I have an OSS project relying on Parboiled. It is not yet, but approaching unmaintainable with current Java versions.

  1. Will this project get updated?
  2. Should I migrate to another project?

I am rather comfortable with the API I get from Parboiled, and would be disappointed to lose that.

binkley avatar Aug 29 '21 03:08 binkley

I'm using it too, trying to replace a regular expression parser written ages ago for tap4j (used in a Jenkins plugin too). Would be great if pull requests & fixes could be applied @sirthias . Maybe offer co-maintainership to some frequent collaborators ? Thanks for parboiled anyway!
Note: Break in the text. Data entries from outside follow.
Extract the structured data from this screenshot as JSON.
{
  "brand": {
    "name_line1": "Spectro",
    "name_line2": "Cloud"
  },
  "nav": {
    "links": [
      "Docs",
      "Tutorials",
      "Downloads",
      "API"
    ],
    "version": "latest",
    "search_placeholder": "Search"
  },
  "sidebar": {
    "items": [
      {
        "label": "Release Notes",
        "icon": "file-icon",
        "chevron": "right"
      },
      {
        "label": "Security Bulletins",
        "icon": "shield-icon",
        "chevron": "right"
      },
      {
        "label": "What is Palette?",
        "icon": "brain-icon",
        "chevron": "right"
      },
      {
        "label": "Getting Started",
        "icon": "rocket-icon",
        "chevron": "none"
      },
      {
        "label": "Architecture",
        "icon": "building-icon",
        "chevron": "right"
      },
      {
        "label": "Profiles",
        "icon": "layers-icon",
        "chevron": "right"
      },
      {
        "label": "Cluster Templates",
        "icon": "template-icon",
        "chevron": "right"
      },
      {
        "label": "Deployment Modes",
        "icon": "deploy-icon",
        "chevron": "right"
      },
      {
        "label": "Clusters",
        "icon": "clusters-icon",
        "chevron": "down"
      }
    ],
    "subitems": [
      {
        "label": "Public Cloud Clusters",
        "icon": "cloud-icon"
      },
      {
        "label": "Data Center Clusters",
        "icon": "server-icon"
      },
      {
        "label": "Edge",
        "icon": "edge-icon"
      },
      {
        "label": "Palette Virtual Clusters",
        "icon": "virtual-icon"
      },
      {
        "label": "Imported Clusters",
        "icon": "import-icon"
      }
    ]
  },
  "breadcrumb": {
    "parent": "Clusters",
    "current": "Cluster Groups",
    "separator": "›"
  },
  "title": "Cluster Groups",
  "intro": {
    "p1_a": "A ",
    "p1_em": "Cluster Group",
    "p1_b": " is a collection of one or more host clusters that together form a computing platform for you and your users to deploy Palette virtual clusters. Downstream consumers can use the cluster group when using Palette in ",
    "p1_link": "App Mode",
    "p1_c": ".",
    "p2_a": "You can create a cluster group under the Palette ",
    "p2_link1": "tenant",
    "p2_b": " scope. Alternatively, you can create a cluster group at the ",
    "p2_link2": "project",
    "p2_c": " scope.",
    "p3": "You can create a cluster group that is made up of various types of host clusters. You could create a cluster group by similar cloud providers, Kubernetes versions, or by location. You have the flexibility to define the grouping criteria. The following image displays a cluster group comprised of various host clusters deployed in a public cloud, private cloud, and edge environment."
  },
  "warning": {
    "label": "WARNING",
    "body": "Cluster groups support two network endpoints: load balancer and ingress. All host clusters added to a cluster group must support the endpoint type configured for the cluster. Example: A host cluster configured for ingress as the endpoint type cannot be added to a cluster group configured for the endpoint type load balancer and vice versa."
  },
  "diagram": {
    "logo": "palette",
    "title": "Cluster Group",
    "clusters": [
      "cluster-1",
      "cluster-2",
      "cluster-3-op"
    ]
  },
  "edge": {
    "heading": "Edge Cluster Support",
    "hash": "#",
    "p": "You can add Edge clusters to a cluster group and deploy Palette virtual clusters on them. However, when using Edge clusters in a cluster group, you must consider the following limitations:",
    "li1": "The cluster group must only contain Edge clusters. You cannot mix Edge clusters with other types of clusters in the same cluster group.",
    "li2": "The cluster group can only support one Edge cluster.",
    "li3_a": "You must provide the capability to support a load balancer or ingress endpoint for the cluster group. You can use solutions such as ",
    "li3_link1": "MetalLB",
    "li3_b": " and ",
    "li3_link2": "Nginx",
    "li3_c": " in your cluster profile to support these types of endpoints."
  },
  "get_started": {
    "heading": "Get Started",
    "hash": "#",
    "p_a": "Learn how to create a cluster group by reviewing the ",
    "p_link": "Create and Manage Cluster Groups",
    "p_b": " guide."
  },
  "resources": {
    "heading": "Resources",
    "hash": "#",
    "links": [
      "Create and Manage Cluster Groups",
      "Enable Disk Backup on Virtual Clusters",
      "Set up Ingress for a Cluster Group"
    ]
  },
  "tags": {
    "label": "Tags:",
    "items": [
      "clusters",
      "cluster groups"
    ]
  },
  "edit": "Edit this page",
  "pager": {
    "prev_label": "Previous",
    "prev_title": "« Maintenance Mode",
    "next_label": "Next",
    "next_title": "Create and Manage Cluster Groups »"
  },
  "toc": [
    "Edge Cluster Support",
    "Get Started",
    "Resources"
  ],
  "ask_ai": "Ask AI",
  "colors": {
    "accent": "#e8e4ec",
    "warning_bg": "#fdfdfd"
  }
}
kinow avatar Nov 18 '21 05:11 kinow

@kinow Thank you! See my comment above: https://github.com/sirthias/parboiled/issues/147#issuecomment-771668972

sirthias avatar Nov 18 '21 08:11 sirthias

@kinow Thank you! See my comment above: #147 (comment)

Hi @sirthias

I saw that comment about a fork :slightly_smiling_face:

What I was trying to suggest was to keep using the repository and maven groupId/artifactId, if possible. I've seen other projects being forked successfully, but also a fair share that had a few forks active but that stalled or didn't form enough community. And it would be a shame if the same happened to parboiled. I'm truly enjoying using its API, the documentation is really great, it appears to have a good user base and community, and the code appears to be good too from the little I could see.

Thanks! Bruno

kinow avatar Nov 18 '21 09:11 kinow

@kinow

I did a fork that I am using in some projects actually on https://github.com/byoskill/parboiled. However, I am not publishing on the parboiled repository.

Since I am more a Java user than a Scala user, my focus is on the first one.

I am basically maintaining working for the latest versions of Java and adding some small features ( @FunctionalInterface) to ease the writing in Java.

sleroy avatar Nov 18 '21 15:11 sleroy

Thanks for sharing parboiled - the Java implementation is brilliant and I would not want to see it go! Unfortunately, as others noted before, its artifacts cannot be loaded as a dependency in a modular (Maven) project, because of overlapping packages. I therefore also did a fork plus some minimal refactoring to make it modular, mainly for my own purpose, but anyone interested can find it in https://github.com/imagingbook/parboiled-modular .

One additional minor modification is the use of binary search for the contains() method of character sets (Characters). Seems natural, not sure it makes much difference in practice.

imagingbook avatar Feb 07 '23 15:02 imagingbook